Retail broking topline declines; client addition run-rate subdued

* ISEC’s retail broking revenue declined 25% YoY and 19% QoQ to INR2.6b.

*  Its retail cash segment market share contracted 30bp QoQ to 9.7% while derivatives market share expanded 20bp QoQ to 3.5%.

* The Institutional Equities segment revenue declined 5% YoY/14%QoQ to INR411m in 1QFY23.

* ISEC added 447k new customers in 1QFY23 v/s 618k QoQ. The activation rate declined 300bp QoQ to 79%. The number of NSE active clients rose to 3.2m from 3.0m QoQ.

Interest income and distribution income drive revenue growth

* ISEC’s interest income grew 66% YoY/3% QoQ to INR2.2b. MTF book remained flat sequentially at INR58b, whereas MTF market share expanded 10bp QoQ to 22.4%. As directed by the management, ESOP book declined to INR13b from INR14.6b last quarter due to the revised regulatory norms.

* Distribution revenue rose 26% YoY to INR1.5b (-10% QoQ), led by strong performance across segments.
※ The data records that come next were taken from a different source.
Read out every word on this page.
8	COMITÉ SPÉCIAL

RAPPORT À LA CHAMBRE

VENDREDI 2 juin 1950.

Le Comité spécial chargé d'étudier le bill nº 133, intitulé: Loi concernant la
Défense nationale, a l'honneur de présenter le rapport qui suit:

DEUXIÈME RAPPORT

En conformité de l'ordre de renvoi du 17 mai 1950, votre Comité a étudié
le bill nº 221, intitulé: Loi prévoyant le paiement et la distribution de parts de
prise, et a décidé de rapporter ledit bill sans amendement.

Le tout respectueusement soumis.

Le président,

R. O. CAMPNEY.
SIP count increased to 1.0m from 0.99m in 4QFY22, while SIP market share declined to 3.4% from 3.7% in 4QFY22. Overall, MF AUM rose 11% YoY to INR489b but dipped 3% QoQ in 1QFY23.

* With volatile equity markets, investment banking revenue decreased to INR350m (-46% QoQ). However, ISEC continues to have a strong deal pipeline (IPO) with 42 deals (excluding 23 deals where the amount is yet to be decided) amounting over INR825b.

Highlights from the management commentary

* The regulator is focused on ensuring that the brokers are maintaining adequate checks and balances before allowing customers to start trading in F&O, which is quite prevalent in the industry.

* Considering the current tough conditions, the management has calibrated its FY23E investment plans and now has spread it over the next six quarters.

Valuation and view

ISEC has seen tough times in the recent past due to high linkage of its revenue to broader equity markets. This has translated into a sharp decline in broking revenue as its dependence on cash volumes is relatively higher. Further, the primary issuances have slowed down materially. ISEC is now on the course to diversify its revenue with the launch of several tools and products for the derivatives segment. Besides, the company has intensified its focus on increasing penetration of MTF among its customers. The launch of new distribution products will further enhance revenue in due course. On the cost front, ISEC is calibrating spends considering the revenue slowdown. We cut our FY23E/FY24E EPS by 2.6%/2.5% to factor in weaker-than-expected traction in the broking segment and higher operating cost. We maintain our BUY rating on the stock with a revised TP of INR570 (based on 15x FY24E P/E).